Bones et Roseval avaient ouvert à la fin de l’année 2012, à Paris. Et c’est maintenant, au même moment, qu’ils ferment définitivement. Deux restaurants de plus ou de moins dans la capitale, quelle différence ? Outre le fait qu’on y mangeait très bien, ces deux enseignes sont représentatives d’une vague, d’un élan qui a porté la cuisine parisienne au début des années 2010, et qui est peut-être en train de s’essouffler.
Le coup d’envoi de ce renouvellement créatif a été donné par Inaki Aizpitarte qui, en inaugurant son Chateaubriand en 2006, a diffusé une vision nouvelle de la gastronomie, éloignée du tintouin étoilé.
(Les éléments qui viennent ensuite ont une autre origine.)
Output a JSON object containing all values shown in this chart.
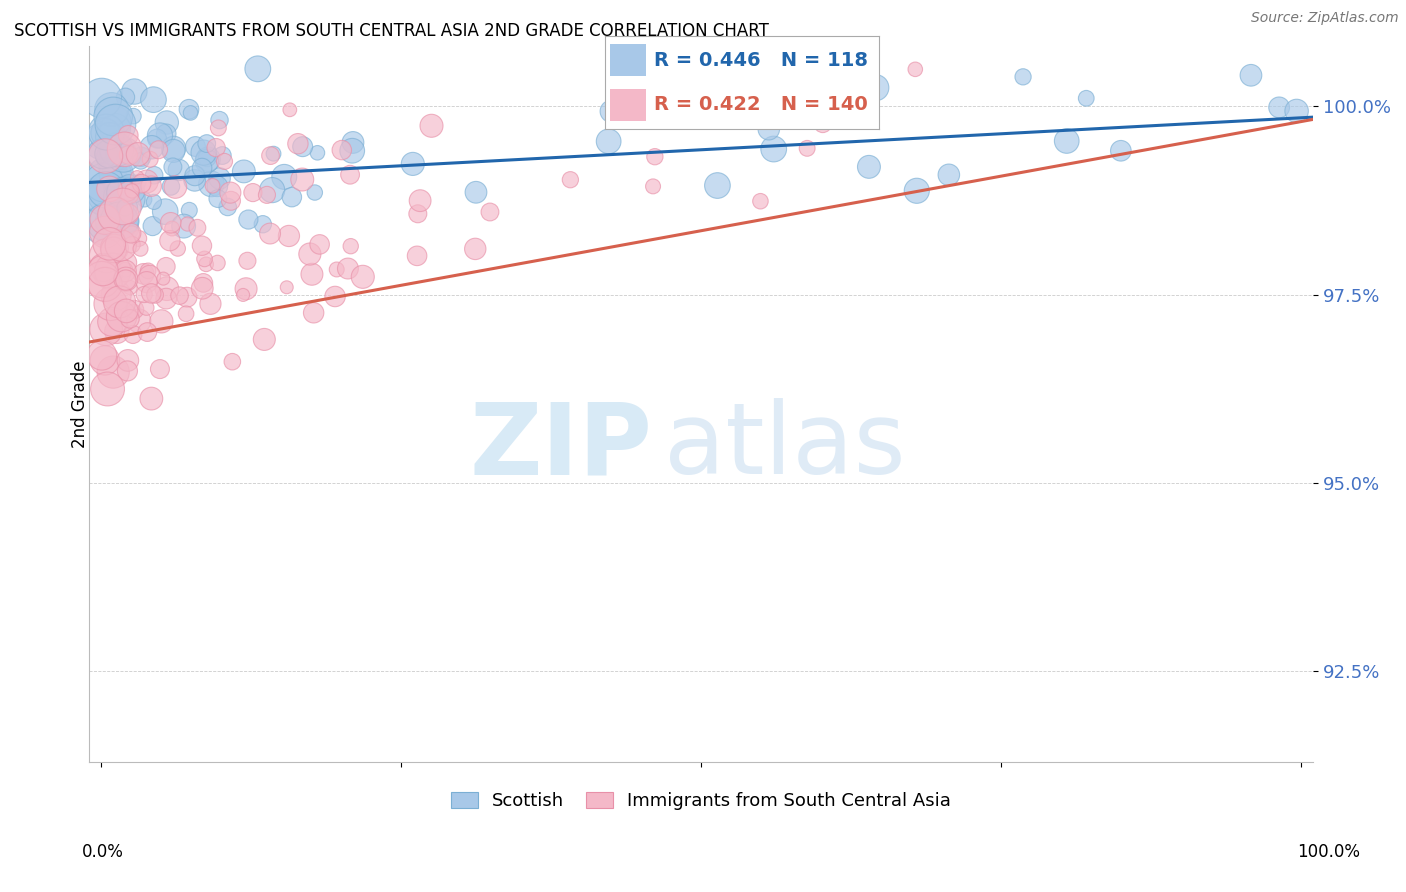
{
  "title": "SCOTTISH VS IMMIGRANTS FROM SOUTH CENTRAL ASIA 2ND GRADE CORRELATION CHART",
  "source": "Source: ZipAtlas.com",
  "ylabel": "2nd Grade",
  "yticks": [
    92.5,
    95.0,
    97.5,
    100.0
  ],
  "ytick_labels": [
    "92.5%",
    "95.0%",
    "97.5%",
    "100.0%"
  ],
  "ylim": [
    91.3,
    100.8
  ],
  "xlim": [
    -0.01,
    1.01
  ],
  "blue_R": 0.446,
  "blue_N": 118,
  "pink_R": 0.422,
  "pink_N": 140,
  "blue_color": "#a8c8e8",
  "pink_color": "#f4b8c8",
  "blue_edge_color": "#7bafd4",
  "pink_edge_color": "#e890a8",
  "blue_line_color": "#2166ac",
  "pink_line_color": "#d6604d",
  "background_color": "#ffffff",
  "legend_label_blue": "Scottish",
  "legend_label_pink": "Immigrants from South Central Asia",
  "blue_seed": 42,
  "pink_seed": 77,
  "watermark_color_zip": "#d8eaf6",
  "watermark_color_atlas": "#c0d8ee"
}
Le Basque a mis en place des assiettes modernes et audacieuses, centrées sur la qualité du produit. Installé non loin de Belleville, il a aussi prouvé qu’il n’était nul besoin d’avoir pignon sur rue dans le triangle d’or pour attirer une faune prête à investir une soixantaine d’euros (prix du menu unique) dans son dîner.
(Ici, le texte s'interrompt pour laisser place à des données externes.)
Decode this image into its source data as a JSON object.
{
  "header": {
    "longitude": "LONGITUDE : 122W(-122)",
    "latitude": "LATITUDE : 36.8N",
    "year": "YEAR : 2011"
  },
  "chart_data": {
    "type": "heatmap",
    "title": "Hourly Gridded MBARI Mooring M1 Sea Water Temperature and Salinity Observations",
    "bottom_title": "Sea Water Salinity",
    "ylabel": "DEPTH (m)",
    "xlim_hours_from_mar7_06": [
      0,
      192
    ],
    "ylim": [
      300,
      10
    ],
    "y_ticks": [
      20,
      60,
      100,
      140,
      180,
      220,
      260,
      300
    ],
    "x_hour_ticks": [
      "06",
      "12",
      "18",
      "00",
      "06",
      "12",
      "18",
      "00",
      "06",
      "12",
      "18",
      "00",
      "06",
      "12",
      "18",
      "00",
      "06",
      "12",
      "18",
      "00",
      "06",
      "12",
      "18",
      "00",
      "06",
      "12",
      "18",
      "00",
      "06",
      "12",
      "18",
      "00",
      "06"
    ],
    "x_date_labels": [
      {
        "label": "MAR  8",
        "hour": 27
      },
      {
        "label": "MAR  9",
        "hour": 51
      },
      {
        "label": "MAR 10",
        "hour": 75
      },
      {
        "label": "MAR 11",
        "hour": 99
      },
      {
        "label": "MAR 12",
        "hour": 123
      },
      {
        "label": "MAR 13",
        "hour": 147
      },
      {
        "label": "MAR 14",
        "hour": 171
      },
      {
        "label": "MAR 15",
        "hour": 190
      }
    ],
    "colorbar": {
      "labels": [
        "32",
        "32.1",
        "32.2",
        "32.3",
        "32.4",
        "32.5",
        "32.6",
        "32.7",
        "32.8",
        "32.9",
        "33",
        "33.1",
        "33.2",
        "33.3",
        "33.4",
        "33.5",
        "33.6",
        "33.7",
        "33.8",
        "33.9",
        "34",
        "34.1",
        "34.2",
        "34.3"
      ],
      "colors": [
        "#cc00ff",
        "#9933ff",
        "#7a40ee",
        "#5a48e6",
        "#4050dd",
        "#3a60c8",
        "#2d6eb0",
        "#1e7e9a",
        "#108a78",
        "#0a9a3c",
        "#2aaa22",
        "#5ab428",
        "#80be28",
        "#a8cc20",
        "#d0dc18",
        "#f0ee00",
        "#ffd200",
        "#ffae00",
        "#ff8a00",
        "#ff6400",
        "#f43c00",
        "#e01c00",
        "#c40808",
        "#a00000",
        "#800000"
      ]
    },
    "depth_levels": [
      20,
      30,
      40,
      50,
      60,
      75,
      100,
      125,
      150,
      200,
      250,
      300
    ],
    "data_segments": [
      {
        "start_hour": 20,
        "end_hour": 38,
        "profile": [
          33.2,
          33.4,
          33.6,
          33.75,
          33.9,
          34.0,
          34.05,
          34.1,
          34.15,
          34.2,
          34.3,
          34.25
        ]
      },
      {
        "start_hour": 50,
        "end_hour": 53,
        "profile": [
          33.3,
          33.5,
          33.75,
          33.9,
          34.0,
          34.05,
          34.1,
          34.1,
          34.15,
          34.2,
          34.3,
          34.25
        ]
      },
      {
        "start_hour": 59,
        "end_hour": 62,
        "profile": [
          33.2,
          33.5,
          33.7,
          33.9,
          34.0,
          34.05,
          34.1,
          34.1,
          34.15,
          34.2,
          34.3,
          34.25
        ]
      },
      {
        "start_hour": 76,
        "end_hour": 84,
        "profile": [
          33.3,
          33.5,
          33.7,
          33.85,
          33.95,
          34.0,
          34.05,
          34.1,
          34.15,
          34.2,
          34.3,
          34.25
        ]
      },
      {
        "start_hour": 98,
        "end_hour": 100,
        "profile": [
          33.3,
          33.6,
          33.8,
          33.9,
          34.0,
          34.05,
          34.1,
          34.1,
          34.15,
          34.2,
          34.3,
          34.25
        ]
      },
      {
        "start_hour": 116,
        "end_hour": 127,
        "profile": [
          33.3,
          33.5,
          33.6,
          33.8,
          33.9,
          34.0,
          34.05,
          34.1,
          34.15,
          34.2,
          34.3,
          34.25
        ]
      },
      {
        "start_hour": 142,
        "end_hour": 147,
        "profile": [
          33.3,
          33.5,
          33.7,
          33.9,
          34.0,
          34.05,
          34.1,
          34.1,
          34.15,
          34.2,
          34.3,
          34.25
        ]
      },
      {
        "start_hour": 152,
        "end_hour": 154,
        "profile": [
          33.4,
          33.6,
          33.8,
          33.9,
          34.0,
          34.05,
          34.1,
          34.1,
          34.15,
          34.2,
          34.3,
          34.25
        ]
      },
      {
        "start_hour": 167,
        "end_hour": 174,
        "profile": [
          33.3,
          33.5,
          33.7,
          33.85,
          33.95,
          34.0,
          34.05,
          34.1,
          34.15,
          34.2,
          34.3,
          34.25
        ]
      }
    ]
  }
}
En redéfinissant les codes du bien-manger, Inaki Aizpitarte a fait des émules parmi les Français (Bertrand Grébaut chez Septime, Sven Chartier chez Saturne…), mais a aussi encouragé des étrangers à se lancer à la conquête de la capitale. James Henry, l’Australien à la tête de Bones, et Simone Tondo, Sarde cofondateur du Roseval (avec son coéquipier anglais Michael Greenwold, qui avait quitté le navire en 2014), se sont installés, comme la plupart de leurs homologues, dans de minuscules enseignes de l’Est de Paris où ils ont proposé des menus uniques déroutants. Ils partageaient une fougue - et il en faut pour porter seul un tel projet - rafraîchissante, une foi en leur travail peu commune. Deux ans et demi plus tard, que s’est-il passé ? Chacun évoque une envie d’ailleurs, l’impression d’avoir fait le tour de la question. L’enthousiasme des débuts semble s’être tassé. La cuisine et la salle minuscules, souvent bruyantes, le fait de se trouver au milieu de la concurrence (Bones, entre Septime et le Chateaubriand) ou relativement excentré (Roseval, derrière Ménilmontant) ont dû peser sur les nerfs des cuisiniers.
Même si Henry et Tondo assurent que leurs business continuaient d’être rentables, ces restaurants, où l’on ne pouvait autrefois réserver car toujours complets, étaient devenus accessibles. Une baisse de fréquentation sans doute imputable à la multiplication frisant l’absurde d’adresses proposant la même formule.
De même que, dans les années 2000, les restaurateurs se targuaient volontiers d’être versés dans la cuisine moléculaire, aujourd’hui, pour être dans le coup, ils se donnent des allures de néobistrots, vidant la notion de sens en se contentant d’en adopter la seule esthétique. James Henry et Simone Tondo estiment tous deux qu’ils rouvriront une adresse à Paris, un jour. On compte sur leur retour.